This topic provides answers to some frequently asked questions about domain name system (DNS) resolution errors in Container Service for Kubernetes (ACK) clusters.

What do I do if the external domain name of my cluster cannot be resolved?

Cause

The upstream DNS server returns an error code, which indicates that a domain name resolution error occurred.

Symptom

The internal domain name of the cluster can be resolved, but the external domain name cannot be resolved.

Solution

Check the DNS query log of CoreDNS.

Example of DNS query record
After CoreDNS responds to the DNS query of a client, CoreDNS generates a log entry to record the DNS query:
# If the response code is NOERROR, it indicates that the domain name is resolved without errors. 
[INFO] 172.20.2.25:44525 - 36259 "A IN redis-master.default.svc.cluster.local. udp 56 false 512" NOERROR qr,aa,rd 110 0.000116946s
Common DNS response codes
For more information about DNS response codes, see Specification.
Response code Definition Cause
NXDOMAIN The domain name does not exist on the upstream DNS server. Domain names in pod requests are appended with the suffix search. If a suffixed domain name does not exist on the DNS server, this response code is returned. If you find this response code in the DNS query log, this indicates that a domain name resolution error occurred.
SERVFAIL An error occurs on the upstream DNS server. An error occurs on the upstream DNS server. For example, connections to the upstream DNS server cannot be established.
REFUSED The DNS query is rejected by the upstream DNS server. The upstream DNS server that is specified in the CoreDNS configuration or the /etc/resolv.conf file of the node cannot resolve the domain name. You can check the configuration file of CoreDNS.

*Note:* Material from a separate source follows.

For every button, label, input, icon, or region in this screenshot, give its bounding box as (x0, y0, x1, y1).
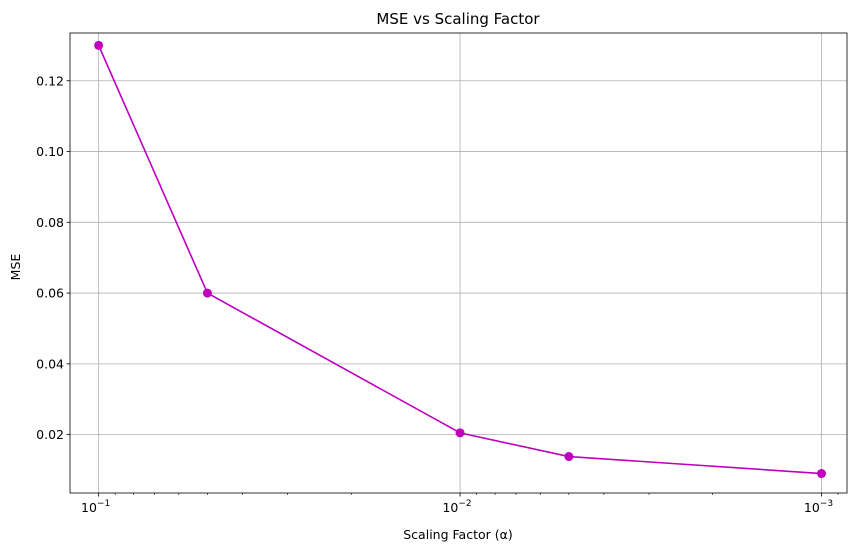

What do I do if domain names of headless Services cannot be resolved?

Cause

In CoreDNS versions earlier than 1.7.0, CoreDNS may unexpectedly exit if network jitters occur on the Kubernetes API server of the cluster. As a result, the domain names of headless Services are not updated when CoreDNS is down.

Symptom

CoreDNS cannot resolve domain names of headless Services.

Solution

Update CoreDNS to 1.7.0 or later. For more information, see [Component Upgrades] Upgrade CoreDNS.

What do I do if domains names of StatefulSet pods cannot be resolved?

Cause

If a StatefulSet is exposed by using a headless Service, the ServiceName parameter in the pod YAML template must be set to the name of the headless Service. Otherwise, you cannot access the domain names of the StatefulSet pods, such as pod.headless-svc.ns.svc.cluster.local. However, you can access the domain name of the headless Service, such as headless-svc.ns.svc.cluster.local.

Symptom

The domain names of StatefulSet pods cannot be resolved.

Solution

Set the ServiceName parameter in the pod YAML template to the name of the headless Service that is used to expose the StatefulSet pods.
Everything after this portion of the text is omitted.